Severe TBI consists of a primary injury to the brain, followed by swelling, vascular, and ischemic problems which may cause a secondary injury. Much of the critical care management of this injury involves avoiding or ameliorating secondary injury. This is typically accomplished via medical means first, and through surgical procedures when medical management is insufficient.
Two types of surgical decompression are currently practiced: craniotomy and evacuation of blood/clot, and decompressive craniectomy with removal of a bone flap. The latter can be performed prophylactically before severe swelling occurs, or therapeutically as a damage control procedure when ICP is refractory to all other measures.
There has been a decades-old debate as to whether craniectomy, which is a major undertaking with months of skull/bone flap management, is actually worthwhile. Most studies have examined the utility of damage control craniectomy for refractory ICP. The results have not really been convincing one way or the other.
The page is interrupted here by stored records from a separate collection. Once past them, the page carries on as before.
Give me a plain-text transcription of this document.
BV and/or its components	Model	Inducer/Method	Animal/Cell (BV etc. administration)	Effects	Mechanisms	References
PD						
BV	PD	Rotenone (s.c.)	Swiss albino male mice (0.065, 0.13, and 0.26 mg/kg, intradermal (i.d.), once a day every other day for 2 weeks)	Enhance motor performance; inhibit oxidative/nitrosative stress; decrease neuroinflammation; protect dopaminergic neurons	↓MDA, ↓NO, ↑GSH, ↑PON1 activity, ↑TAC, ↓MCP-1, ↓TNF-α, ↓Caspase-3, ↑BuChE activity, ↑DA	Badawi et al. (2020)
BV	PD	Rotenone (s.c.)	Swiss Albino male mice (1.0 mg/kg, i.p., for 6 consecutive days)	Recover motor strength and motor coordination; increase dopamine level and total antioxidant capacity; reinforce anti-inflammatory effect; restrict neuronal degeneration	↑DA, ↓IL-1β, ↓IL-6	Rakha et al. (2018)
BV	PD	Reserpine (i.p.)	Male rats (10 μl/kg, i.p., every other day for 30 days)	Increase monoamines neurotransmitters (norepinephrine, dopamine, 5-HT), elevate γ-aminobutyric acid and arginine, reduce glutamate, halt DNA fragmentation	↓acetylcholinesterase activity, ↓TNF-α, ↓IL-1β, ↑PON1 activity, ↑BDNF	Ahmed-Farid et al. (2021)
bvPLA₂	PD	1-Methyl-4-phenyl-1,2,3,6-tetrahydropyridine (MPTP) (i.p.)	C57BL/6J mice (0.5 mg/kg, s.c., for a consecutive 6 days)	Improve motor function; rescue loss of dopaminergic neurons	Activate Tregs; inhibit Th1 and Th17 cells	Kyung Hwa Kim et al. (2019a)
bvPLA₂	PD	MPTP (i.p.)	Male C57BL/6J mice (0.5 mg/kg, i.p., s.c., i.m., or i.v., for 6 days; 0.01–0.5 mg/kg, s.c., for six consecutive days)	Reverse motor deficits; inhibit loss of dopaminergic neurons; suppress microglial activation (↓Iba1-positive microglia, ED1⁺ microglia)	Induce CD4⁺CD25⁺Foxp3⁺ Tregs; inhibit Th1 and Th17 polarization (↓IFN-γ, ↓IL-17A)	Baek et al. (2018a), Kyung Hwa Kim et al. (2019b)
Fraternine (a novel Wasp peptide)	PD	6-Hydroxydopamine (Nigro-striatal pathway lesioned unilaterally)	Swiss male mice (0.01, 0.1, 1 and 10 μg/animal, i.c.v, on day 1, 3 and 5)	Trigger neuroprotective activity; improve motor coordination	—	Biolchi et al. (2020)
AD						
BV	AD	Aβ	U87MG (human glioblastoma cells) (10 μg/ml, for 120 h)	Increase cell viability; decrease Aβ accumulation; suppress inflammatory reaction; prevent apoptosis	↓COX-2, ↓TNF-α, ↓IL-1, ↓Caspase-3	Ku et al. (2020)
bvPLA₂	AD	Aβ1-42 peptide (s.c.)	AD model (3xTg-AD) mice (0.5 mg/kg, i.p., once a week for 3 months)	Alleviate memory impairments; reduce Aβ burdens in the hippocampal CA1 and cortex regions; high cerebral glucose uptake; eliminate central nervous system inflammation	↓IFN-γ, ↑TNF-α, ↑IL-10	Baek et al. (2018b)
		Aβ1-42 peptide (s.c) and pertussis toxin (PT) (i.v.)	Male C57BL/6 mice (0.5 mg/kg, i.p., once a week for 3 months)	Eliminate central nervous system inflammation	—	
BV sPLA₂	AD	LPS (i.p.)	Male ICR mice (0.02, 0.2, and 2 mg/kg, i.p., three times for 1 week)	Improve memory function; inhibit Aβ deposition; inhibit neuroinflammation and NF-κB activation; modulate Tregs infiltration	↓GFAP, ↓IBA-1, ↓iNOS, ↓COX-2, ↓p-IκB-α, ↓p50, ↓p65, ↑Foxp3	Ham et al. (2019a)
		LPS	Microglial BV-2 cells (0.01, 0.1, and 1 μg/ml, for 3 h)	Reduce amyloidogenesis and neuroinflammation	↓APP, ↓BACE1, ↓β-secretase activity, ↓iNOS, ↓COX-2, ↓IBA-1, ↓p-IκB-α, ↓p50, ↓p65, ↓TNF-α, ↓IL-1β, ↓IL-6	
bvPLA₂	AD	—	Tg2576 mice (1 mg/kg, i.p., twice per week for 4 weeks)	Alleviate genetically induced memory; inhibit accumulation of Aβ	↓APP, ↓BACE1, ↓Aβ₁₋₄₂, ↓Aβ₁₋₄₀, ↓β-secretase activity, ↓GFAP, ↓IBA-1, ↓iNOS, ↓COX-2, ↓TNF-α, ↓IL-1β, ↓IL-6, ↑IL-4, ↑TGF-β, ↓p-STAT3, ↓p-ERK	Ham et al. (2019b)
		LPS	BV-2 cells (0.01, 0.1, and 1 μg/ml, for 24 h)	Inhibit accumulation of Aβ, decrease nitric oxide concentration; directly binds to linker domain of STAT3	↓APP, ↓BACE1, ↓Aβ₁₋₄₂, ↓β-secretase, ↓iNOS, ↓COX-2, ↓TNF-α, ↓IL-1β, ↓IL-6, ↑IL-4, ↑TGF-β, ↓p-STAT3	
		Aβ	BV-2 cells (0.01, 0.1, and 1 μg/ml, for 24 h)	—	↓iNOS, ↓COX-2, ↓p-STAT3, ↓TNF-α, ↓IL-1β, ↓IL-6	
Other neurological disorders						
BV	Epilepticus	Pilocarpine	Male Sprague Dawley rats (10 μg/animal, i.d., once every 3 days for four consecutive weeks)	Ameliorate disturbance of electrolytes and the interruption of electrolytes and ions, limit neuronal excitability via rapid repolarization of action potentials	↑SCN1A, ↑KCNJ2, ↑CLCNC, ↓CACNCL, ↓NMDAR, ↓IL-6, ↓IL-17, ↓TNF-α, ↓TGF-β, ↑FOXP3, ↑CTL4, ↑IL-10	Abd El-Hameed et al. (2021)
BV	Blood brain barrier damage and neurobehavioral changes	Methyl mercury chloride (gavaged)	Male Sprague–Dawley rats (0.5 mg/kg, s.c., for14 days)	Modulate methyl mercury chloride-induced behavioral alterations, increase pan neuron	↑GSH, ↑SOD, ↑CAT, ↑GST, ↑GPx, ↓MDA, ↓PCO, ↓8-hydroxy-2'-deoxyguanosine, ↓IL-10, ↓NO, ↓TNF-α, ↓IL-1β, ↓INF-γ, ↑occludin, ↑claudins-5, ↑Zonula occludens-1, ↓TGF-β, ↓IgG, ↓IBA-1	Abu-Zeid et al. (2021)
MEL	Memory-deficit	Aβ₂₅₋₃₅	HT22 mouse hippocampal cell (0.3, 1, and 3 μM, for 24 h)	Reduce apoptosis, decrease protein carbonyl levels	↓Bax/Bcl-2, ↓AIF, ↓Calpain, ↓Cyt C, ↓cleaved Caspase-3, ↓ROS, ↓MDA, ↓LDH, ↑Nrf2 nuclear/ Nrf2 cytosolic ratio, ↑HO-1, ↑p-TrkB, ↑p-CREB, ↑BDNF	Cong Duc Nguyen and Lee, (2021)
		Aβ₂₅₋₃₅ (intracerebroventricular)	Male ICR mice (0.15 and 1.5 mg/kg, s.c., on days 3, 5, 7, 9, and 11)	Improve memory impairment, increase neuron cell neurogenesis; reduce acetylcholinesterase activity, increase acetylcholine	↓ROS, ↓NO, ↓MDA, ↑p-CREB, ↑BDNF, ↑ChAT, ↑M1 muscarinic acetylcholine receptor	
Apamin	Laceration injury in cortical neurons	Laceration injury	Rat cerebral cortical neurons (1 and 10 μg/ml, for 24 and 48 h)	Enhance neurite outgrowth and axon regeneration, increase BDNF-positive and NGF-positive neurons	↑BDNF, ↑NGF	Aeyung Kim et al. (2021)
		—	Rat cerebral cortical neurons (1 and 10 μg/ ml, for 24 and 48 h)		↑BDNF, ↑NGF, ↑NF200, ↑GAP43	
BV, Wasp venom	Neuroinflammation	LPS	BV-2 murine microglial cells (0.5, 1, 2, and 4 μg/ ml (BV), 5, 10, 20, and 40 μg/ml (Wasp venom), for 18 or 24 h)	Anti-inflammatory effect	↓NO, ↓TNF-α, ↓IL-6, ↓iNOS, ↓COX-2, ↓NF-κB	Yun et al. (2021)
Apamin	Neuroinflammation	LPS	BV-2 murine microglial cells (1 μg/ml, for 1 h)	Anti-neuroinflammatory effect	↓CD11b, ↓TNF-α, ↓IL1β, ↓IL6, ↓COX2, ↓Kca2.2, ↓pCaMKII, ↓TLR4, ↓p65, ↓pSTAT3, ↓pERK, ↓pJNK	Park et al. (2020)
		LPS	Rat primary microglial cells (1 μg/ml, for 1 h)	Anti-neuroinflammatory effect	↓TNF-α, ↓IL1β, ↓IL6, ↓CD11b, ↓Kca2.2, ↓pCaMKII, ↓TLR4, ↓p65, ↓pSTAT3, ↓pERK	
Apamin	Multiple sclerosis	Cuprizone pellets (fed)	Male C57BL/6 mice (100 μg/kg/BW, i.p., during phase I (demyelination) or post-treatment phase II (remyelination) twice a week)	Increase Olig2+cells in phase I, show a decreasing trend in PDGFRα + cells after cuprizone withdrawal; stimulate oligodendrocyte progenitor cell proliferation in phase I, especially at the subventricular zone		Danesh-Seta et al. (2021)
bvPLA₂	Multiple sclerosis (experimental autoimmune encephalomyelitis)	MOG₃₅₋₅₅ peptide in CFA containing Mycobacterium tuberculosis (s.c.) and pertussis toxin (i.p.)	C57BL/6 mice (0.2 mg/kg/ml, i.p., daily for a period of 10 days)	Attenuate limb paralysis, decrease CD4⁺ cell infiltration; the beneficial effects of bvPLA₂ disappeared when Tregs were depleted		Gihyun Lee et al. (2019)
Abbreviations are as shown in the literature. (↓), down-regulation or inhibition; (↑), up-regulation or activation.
But what about prophylactic decompressive craniectomy (DC) to avoid future ICP problems while the patient is in the ICU? The surgical group at the University of Arizona at Tucson performed a five year retrospective review of their experience. Using propensity score matching, they identified 99 severe TBI patients who underwent DC (33) or craniotomy only (CO, 66). A power analysis showed that this sample size should be sufficient to demonstrate a significant difference.
Here are the factoids:
- Both groups were similar with respect to age, GCS, ISS, AIS-head, and type of bleed
- 26% died and 63% were discharged to rehab or skilled nursing facility
- When comparing DC to CO groups, there were no differences in mortality, discharge to skilled nursing facility, discharge GCS or Glasgow Outcome Scale
- There were more complications in the DC group, including shunt insertion for hydrocephalus (9% vs 0%), and reoperation (12% vs 2%)
- Rates of wound infection and ventriculitis were the same for both groups (0-3%)
Bottom line: Although the study is small, it supposedly had enough patients for identification of significant differences. And basically, it didn’t show a positive difference for prophylactic decompressive craniectomy. There is certainly some opportunity for selection bias by the neurosurgeons that cannot be controlled for by this retrospective design. But it is yet another piece of the decompressive craniectomy puzzle.
Overall, the literature support for either prophylactic or damage control craniectomy is not very strong. If it were, we would have identified some real benefits by now. What we don’t know is if there are specific subgroups of severe TBI patients who might benefit from it. So if your center is not involved in a project to study this, you should probably ask your neurosurgeons to base their practice only on what we know about this procedure to date.